1. Front sway bar; helps keep the meat on the road
2. Front beam braces; moves the pan/beam contact closer towards the
wheels. Better turning.
3. Rear sway bar; improves tire contact in cornering. Stiffens rear
suspension.
4. Engine brace, aka Kafer bar; It attaches the frame horns to the
upper shock towers to create a stiff space frame. Instead of all
that torque at start up pushing the rear end down like a dog rubbing
it's butt, it's transferred to the wheels where it belongs. No more
flex.

Warren, I can't see why a front sway bar wouldn't help your suspension performance. Same goes with the rear sway bar if your running a VW drive train.
You don't need the front braces or the Kafer bar because of the tube chassis. Although, I don't know what Beck uses for the transaxle mount.

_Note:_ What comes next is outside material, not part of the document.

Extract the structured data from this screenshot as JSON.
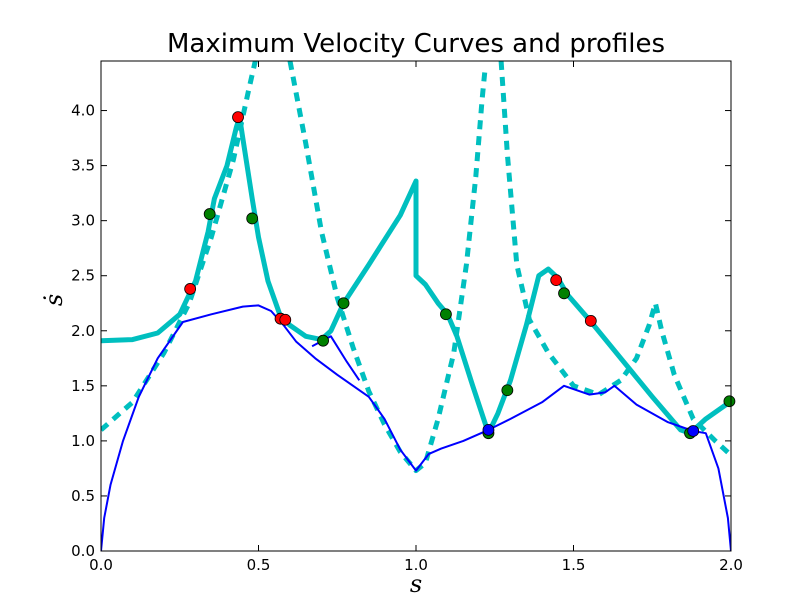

JPS offers a tube chassis, but they attach the VW rear wishbone (frame horns), so that set-up still benefits from the Kafer bar.

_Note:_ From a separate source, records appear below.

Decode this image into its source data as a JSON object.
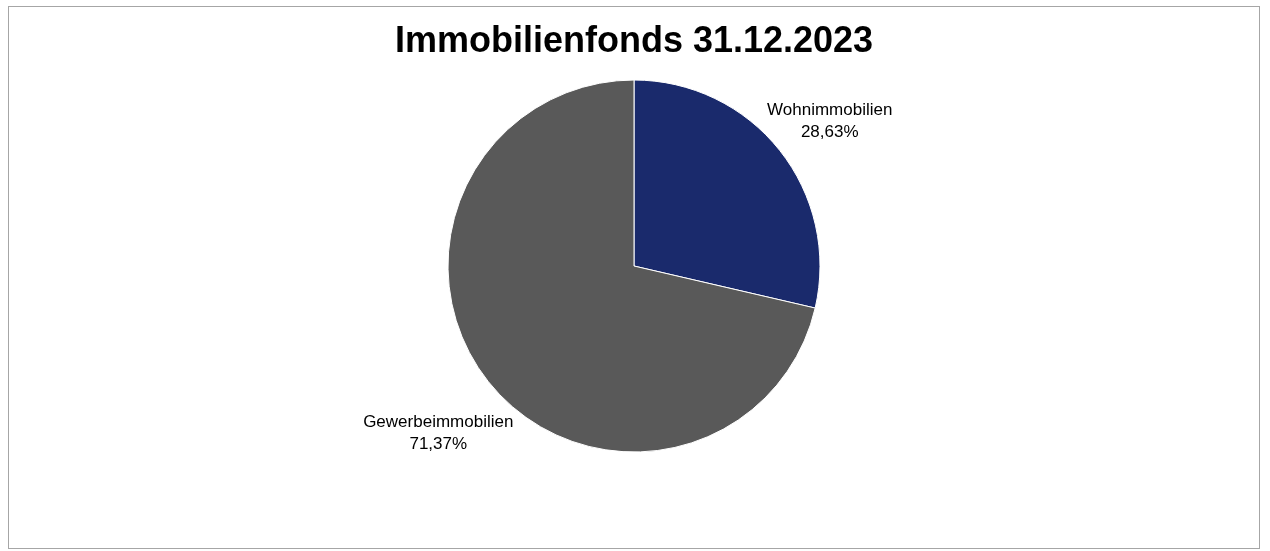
{
  "chart_data": {
    "type": "pie",
    "title": "Immobilienfonds 31.12.2023",
    "categories": [
      "Wohnimmobilien",
      "Gewerbeimmobilien"
    ],
    "values": [
      28.63,
      71.37
    ],
    "colors": [
      "#1a2a6c",
      "#595959"
    ],
    "value_labels": [
      "28,63%",
      "71,37%"
    ],
    "legend": false
  }
}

As far as limited space, if you take an original VW front sway bar and turn in upside-down, you shouldn't have any clearance issues.
And, because the front ends are so light on these cars, you really don't need much more than a stock sway bar.
The rear of our car uses a down support, much like the original 356, combined with factory built Kafer braces that triangulate the entire assembly back to the chassis.
Likewise, the front beam is triangulated to the main 3" rails of the chassis, so no need for additional bracing there.
Rear camber compensator isn't a bad idea and I run them on my own cars.
I've never run a front sway bar. I have never felt the need, but it would take some modifications to do so. The main 3" frame rails project past the front beam by several inches. I believe that these "stubs" would interfere with a front sway bar. That said, there aren't supporting anything, and one could modify them without any negative effect to the overall integrity of the chassis...
Oh yeah, I had a loose bolt holding the pitman arm on that allowed it to shift slightly under load. Definitely made it feel a little squirrelly at times. You need a long bar on the wrench on the pitman arm pinch bolt. That way you can get the needed torque. The difference in feel is substantial.

My steering wheel wouldn't always return to the same point after a turn that put any load on the steering. That tiny shift was enough to feel entering a turn, and it was not a good feeling. Funny thing was, the bolt felt plenty tight, but the 1/4 turn I got out of the long bar was enough to make a world of difference in the feel.